Last Updated on May 6, 2015, by eNotes Editorial. Word Count: 720
Foden’s award-winning first novel received high praise from critics for its fascinating topic as well as for the deft manner in which its author handled the story’s ethical issues and the sometimes gruesome details surrounding the violent rule of Uganda’s Idi Amin. Peter Wolfe, writing in the St. Louis Post Dispatch, calls the novel “stunning” and “surehanded,” and according to Margaret Flanagan in Booklist, the novel is “packed with moral ambiguity [and] the dynamic narrative provides a vivid portrait of one of the most surrealistic despots in modern African history.”
Chris King, writing in Newsday, is not as enamored of Foden’s narrative. King complains that, while many episodes including Amin are “hilarious,” they eventually become predictable. Foden’s use of childhood flashbacks “is a dubious narrative decision that weakens the satire,” according to King. King compares the book to the novel Forrest Gump, in which “a fool has been superimposed unconvincingly over some very important history, trivializing everything he touches.” What works in Winston Groom’s novel does not work in Foden’s novel, writes King, because Gump understood his limitations while Garrigan is simply “awash in existential self-pity.”
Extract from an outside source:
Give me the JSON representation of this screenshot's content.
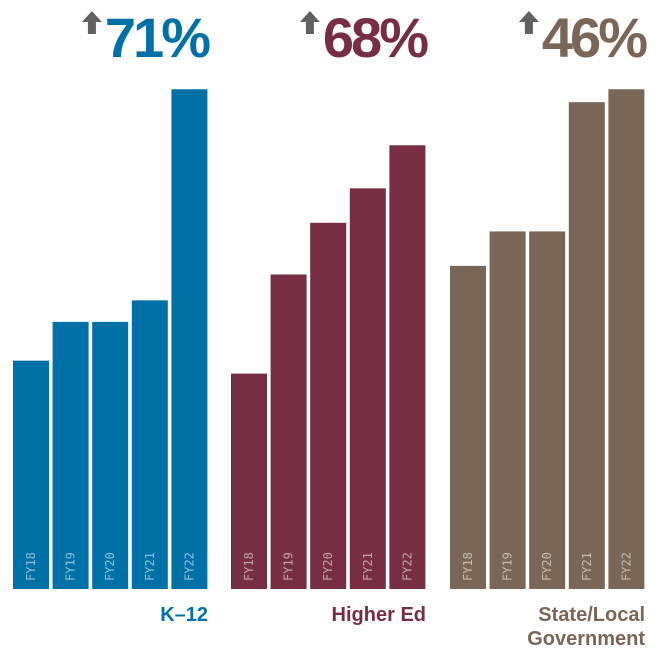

Many reviewers have found Garrigan’s character unlikable and confusing. In his review in The Australian, Tom Gilling calls Garrigan “a difficult figure to sympathize with or care about,” one having “little sense of personality.” Michael Upchurch, however, appreciates Garrigan’s character and notes in the New York Times Book Review that “therein lies the admirable risk” Foden has taken in the novel. Merle Rubin in The Christian Science Monitor suggests that Foden has created in Garrigan a character whose weaknesses hit a little too close to home for some readers—“a well-meaning individual who becomes an accomplice to evil.”
Because the novel includes historical figures as characters, many critics have focused on Foden’s accuracy and on his use of history in a book that is not presented as a factual account. In a review in History Today, Richard Rathbone praises Foden for his careful research that makes the book “terrifying real.” Rathbone views the book as not only an entertaining read but also “a brilliant analysis of the essence of a brutal dictator.” Upchurch admires how the novel’s fictional and historical aspects blend smoothly even though the novel “occasionally carries the whiff of the library stacks” and heavily reflects the journalistic background of its author. However, Christopher Hess argues in the Austin Chronicle that, by the second half of the novel, the plot is forced into “easy devices and contrived twists” by the excessive use of historical fact.
Considering the book as a fictional memoir, David Haynes, writing in the Minneapolis Star Tribune, lauds the use of realistic news clippings and journal entries that help Foden’s audience “believe that what we are reading really happened.” However convincing much of Foden’s novel may be, though, Haynes is less enthusiastic about whether Garrigan’s character is truly a man who would not leave Uganda when the going got tough. For the novel to work completely, Haynes argues, Foden must create a believable scenario in which Garrigan’s utter naïveté leads him to remain in Uganda, but he does not succeed in this. “Foden can’t quite create a convincing balance between Garrigan’s guilelessness and the character’s well-informed, historically accurate telling of the story,” he asserts.
Many critics have praised Foden’s novel for its similarities to the works of other Western authors famous for writing about Africa. Wolfe sees the influence of Graham Greene in the novel, as it is filled with corrupt leaders and spies and takes place in the third world. A number of reviewers have compared the novel with those of Joseph Conrad. Kirkus Reviews finds “Conradian tones” in the novel and Hess calls Garrigan’s experiences in the novel “Conradesque.”
Reviews such as one that appeared in Publishers Weekly have noted the satirical qualities of the novel. Walter Abish, writing for the Los Angeles Times, associates Foden’s writing style with the satirical and farcical style of Evelyn Waugh’s novels. “The introspective Garrigan experiences a failure of nerve that Waugh used with great relish,” he notes. Gilling also sees similarities between Waugh and Foden but believes that Foden “has a more solemn purpose” in his work.